Loreticus smiled, turning back to look out at the mountains as the sun began to fall.
“No, please don’t. If I wanted a public display of adoration, then I would have paid for it.”
Antron nodded, steering the spymaster with a hand which turned into a clasp. The general’s grip was like stone, cold, rough, unhuman. It held the chill of violence in each of his flat-ended fingers.
They turned their backs on th
e dusk-sunk city and to the wide opening which led from the pale marble floor of the balcony on to the chequered tiles of the room.
“Ladies and gentlemen,” called Antron. Conversations quieted immediately, and a breathing hush kept the room. “It is with immense pleasure that I should remind you that it is Loreticus’s birthday today!” An impulsive round of applause, hundreds of eyes prodding Loreticus’s face for an expression. “Let us all raise our glasses and sing for his rude health over the next year.” He turned, hugged the taller man with a flawless gesture of friendship and led the crowd in a cheerful rendition of the traditional song.
Loreticus looked around the room, over the faces of the new people of note, the generals, their bankers, their wives and friends, the gleaming gold, the new haircuts and blunt perfumes, the clothes that were a little too colourful. And he smiled so wide that his eyes closed.

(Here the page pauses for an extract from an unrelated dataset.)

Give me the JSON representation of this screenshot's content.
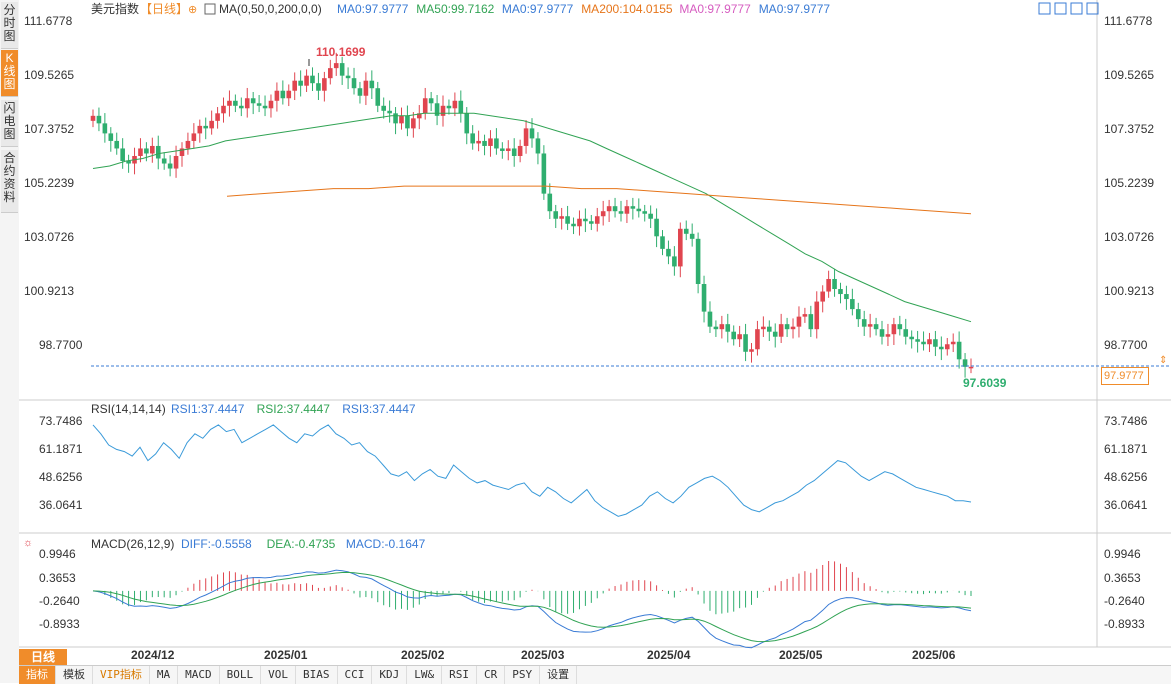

The room was fresh, quiet after the party. Outside a nocturnal bird whistled occasionally, answered by a distant partner his hearing couldn’t reach. Loreticus ran his fingers over the smooth surface of the kitchen table, tracing letters and names in the fine dust. The sharp moonlight sketched the edges in the room, the plates and the cups on the side which the servants had left without packing. Pans were stacked, clay jars lined up.
In this kitchen, he was still in the company of Dhalia, his wife, as her ghost drifted between the table and the counter cheerfully, making the servants laugh, berating Loreticus with her wise humour, driving life and breath into every corner of the large room. She, her world, her life was never complete. There were always things that could be done to make it more beautiful and to prepare it for their pending family. Let her worry about what happens in the home, she had told him. His job was to keep her neighbourhood safe.
Dhalia had lost her brother and her father in the Terror, horrific wounds in a family which had been closer and more welcoming than any other he had visited. Even with this shadow in her mind, she had embraced Loreticus into her life with all of the risk and the blood and the sins that he carried in his role. She had ignored the worst of his deeds, instead celebrating the mind of a good man. He had always prepared for the day he would leave her a widow.